Investigating mysterious power failures and a death at an underground research centre, The Doctor discovers a colony of Silurians - prehistoric, intelligent reptiles who went into hibernation before man evolved. But now they have woken up, and they are prepared to wipe out mankind with a killer plague to get their planet back.
Overview
Reviews
I struggle a bit with the eight parters. The story is often far too thinly spread out and the plot advances at a glacial pace until it's all wrapped up in episodes seven and eight. This one is slightly different, though, as it neatly separates into two semi-stories. The first sees the "Doctor" (Jon Pertwee) and "Liz" (Caroline John) drafted in by the "Brigadier" (Nicholas Courtney) to investigate some power outages at a top secret energy installation being run by "Quinn" (Fulton Mackay). Their arrival sets the cat amongst the pigeons, especially with the secretive Scotsman and his assistant "Miss Dawson" (Thomasine Heiner) who seem to know a great deal more about the nearby caves than either are prepared to let on.

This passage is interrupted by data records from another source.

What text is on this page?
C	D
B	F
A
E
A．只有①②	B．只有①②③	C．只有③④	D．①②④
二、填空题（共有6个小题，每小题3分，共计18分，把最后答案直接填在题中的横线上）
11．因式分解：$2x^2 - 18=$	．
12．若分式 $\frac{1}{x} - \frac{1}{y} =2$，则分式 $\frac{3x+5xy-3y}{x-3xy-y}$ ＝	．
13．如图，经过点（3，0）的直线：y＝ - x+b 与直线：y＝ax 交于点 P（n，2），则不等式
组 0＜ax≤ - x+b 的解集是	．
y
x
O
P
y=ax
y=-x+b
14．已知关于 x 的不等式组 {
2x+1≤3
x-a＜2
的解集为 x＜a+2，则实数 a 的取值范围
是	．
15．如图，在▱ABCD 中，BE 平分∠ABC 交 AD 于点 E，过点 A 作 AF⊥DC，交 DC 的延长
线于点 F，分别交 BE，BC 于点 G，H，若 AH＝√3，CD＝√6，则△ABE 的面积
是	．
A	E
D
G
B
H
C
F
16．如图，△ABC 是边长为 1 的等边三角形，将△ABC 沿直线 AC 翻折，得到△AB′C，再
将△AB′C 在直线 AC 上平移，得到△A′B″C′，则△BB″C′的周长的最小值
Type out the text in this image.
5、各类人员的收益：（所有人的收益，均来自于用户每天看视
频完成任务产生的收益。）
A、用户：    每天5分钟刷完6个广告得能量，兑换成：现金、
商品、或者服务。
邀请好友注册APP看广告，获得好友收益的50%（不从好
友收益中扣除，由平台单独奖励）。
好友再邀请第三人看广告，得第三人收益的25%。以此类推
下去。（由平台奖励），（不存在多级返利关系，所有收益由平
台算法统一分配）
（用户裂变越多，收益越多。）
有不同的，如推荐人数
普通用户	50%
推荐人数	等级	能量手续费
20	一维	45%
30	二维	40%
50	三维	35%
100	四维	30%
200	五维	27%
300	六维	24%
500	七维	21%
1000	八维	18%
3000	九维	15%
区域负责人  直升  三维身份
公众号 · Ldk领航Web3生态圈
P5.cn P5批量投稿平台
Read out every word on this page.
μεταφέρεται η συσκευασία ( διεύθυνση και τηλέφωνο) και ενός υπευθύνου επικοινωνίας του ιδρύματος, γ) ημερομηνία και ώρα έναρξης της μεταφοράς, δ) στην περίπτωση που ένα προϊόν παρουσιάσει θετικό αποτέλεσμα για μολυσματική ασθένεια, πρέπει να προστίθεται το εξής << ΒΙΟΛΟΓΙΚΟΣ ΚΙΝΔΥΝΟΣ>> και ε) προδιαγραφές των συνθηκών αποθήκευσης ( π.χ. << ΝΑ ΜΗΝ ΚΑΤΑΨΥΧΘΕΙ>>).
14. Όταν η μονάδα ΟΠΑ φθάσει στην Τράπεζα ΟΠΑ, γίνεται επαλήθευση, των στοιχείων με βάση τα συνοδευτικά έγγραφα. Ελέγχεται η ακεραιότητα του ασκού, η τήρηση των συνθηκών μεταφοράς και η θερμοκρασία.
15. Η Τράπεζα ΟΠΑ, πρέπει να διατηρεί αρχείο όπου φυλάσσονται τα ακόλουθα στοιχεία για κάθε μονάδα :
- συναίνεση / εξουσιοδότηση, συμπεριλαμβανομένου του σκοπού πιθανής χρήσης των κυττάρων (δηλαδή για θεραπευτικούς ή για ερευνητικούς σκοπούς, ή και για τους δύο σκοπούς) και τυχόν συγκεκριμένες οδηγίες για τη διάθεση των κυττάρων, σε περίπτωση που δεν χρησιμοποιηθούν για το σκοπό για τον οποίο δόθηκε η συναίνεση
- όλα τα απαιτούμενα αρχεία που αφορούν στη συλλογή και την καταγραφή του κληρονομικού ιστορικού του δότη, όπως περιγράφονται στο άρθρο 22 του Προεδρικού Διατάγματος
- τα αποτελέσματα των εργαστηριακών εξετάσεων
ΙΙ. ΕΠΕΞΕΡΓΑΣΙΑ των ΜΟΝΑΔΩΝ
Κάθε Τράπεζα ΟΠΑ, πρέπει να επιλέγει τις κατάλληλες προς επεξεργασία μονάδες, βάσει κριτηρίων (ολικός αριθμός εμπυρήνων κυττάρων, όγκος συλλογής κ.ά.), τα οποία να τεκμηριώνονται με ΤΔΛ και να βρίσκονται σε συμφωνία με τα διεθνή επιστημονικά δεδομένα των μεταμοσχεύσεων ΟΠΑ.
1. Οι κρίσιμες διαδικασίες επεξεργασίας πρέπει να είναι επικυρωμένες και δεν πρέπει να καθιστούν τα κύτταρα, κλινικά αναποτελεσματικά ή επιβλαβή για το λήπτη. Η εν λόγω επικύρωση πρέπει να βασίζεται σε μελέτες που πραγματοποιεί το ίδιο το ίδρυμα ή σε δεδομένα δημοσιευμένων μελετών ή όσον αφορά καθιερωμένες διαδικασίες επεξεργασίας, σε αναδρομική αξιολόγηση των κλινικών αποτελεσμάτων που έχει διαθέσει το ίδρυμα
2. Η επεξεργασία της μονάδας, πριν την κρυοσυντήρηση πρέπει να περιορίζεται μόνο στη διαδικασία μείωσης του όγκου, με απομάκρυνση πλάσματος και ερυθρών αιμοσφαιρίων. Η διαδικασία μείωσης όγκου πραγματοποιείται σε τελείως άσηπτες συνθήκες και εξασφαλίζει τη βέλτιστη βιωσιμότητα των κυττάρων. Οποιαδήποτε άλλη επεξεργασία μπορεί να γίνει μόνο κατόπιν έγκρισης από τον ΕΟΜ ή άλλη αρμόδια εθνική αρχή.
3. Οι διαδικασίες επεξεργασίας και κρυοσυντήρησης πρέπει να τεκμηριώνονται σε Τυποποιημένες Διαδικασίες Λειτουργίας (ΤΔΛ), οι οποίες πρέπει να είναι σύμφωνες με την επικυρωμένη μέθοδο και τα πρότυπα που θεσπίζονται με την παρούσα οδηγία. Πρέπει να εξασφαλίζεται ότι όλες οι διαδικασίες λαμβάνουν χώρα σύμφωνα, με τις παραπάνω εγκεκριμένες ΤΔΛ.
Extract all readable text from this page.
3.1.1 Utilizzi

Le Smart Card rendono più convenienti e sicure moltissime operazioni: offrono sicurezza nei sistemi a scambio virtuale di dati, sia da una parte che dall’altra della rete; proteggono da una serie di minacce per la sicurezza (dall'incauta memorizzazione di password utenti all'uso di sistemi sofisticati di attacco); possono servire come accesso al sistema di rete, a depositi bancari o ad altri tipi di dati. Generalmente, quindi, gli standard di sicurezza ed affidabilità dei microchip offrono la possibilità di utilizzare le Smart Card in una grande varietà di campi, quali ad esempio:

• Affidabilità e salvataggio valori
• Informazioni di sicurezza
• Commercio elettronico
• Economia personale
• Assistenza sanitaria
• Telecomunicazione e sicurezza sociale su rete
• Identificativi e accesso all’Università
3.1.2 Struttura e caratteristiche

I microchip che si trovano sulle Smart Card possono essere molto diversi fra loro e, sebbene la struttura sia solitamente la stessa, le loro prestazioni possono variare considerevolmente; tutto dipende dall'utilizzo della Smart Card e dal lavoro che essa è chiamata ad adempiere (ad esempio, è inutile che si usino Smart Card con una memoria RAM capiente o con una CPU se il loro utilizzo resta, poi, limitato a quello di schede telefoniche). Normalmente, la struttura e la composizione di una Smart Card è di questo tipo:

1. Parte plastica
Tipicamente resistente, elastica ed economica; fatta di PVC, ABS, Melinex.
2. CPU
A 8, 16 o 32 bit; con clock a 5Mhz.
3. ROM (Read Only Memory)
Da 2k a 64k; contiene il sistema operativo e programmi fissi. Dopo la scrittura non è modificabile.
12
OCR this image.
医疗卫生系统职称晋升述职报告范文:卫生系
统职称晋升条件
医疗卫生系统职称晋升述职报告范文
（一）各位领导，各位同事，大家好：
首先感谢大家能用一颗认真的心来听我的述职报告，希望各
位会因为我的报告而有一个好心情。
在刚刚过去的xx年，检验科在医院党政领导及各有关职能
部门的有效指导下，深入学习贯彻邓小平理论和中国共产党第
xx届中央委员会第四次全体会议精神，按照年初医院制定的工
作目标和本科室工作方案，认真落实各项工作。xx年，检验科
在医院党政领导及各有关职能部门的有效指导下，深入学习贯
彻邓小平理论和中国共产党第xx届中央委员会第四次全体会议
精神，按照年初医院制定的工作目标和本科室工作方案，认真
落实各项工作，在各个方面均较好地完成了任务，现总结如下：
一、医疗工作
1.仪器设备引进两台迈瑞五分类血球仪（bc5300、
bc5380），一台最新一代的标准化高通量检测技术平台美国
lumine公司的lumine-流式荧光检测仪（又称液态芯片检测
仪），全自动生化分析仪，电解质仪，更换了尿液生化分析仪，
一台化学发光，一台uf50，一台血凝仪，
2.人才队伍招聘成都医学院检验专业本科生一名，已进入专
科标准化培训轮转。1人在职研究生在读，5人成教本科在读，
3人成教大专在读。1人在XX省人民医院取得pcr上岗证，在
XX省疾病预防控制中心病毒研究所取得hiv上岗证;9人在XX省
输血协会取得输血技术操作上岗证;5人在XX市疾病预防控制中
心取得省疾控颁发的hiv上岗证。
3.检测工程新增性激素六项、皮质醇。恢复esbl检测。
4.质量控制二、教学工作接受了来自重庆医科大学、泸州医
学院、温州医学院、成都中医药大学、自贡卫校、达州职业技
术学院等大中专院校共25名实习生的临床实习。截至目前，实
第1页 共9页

As the staff start to suffer too, it falls to team Time Lord to investigate and that's when he discovers that there is an ancient Earthly species awakening to find mankind's latter day occupation of the planet a nuisance to their plans. What now? Diplomacy or brute force? The eponymous sleepy-heads are visually akin to the "Sea Monsters" and the story from Malcolm Hulke does adequately, if rather verbally, as it builds up - but there's no work for the TARDIS here and by half way through I felt this wasn't really a "Dr. Who" at all, but a half-decent sci-fi adventure that relied on the usual television studio for most of it's action settings. Is there also supposed to be a moral here? Shoot first, collaborate later? It's all perfectly watchable, and little "Nellie" gets a welcome engine clean, but it takes too long to get going and when it does it becomes a shade predictable. Not one of the better series, methinks.